The Bank of Japan raised its short-term policy rate by 25 basis points to 1.0%, marking its highest level since 1995. The move reflects the central bank’s ongoing efforts to manage inflation and gradually normalize monetary policy after years of ultra-loose settings. The decision was approved by a 7-1 vote. Governor Kazuo Ueda did not attend the meeting due to hospital treatment, with Deputy Governor Shinichi Uchida leading proceedings.
Despite the rate increase, the Japanese yen showed little reaction. USD/JPY remained near 160.23, hovering around the key 160-per-dollar level. Investors are now focused on guidance regarding future rate hikes and comments from Deputy Governor Uchida about the BOJ’s policy path.
Across Asia, currency movements remained limited. The Chinese yuan and South Korean won traded largely flat against the U.S. dollar. Meanwhile, the Indian rupee strengthened modestly, with USD/INR falling 0.3%, while the Singapore dollar remained stable.

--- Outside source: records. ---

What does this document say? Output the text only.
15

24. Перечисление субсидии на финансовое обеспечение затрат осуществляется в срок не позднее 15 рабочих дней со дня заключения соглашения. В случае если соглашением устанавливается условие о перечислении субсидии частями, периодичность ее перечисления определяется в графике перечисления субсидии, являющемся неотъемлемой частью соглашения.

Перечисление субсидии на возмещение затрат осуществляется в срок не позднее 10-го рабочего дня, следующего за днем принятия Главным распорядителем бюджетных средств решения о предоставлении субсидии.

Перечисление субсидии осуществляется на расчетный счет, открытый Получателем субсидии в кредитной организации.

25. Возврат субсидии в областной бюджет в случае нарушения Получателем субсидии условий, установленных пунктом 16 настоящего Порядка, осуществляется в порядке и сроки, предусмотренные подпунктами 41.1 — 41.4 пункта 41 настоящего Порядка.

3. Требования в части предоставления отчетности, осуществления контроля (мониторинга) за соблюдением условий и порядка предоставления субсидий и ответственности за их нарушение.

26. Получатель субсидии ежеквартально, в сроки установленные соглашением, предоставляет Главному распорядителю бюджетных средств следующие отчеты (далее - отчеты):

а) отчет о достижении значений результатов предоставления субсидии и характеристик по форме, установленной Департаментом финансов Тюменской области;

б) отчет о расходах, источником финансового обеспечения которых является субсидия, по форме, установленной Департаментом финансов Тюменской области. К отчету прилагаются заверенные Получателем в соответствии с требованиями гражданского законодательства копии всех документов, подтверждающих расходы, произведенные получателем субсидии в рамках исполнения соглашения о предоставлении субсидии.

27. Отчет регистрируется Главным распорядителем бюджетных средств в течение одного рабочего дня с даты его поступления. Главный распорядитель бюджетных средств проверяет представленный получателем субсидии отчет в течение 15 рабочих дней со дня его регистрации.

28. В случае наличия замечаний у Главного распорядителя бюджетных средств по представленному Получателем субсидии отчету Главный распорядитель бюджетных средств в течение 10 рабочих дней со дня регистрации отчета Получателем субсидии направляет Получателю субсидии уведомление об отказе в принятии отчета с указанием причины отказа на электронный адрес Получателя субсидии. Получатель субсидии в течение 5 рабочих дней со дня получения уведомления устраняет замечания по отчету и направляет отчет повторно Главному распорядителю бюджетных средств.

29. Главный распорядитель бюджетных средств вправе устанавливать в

The Australian dollar weakened slightly ahead of the RBA’s policy meeting, where analysts expect interest rates to remain unchanged. Attention is also turning to Wednesday’s Federal Reserve meeting. While the Fed is widely expected to leave rates steady, investors will closely examine economic forecasts and policy guidance for signals on the timing of future interest rate adjustments.
With geopolitical tensions easing but uncertainty still surrounding the implementation of the U.S.-Iran agreement and the reopening of the Strait of Hormuz, global currency markets remain cautious as traders await clearer direction from major central banks.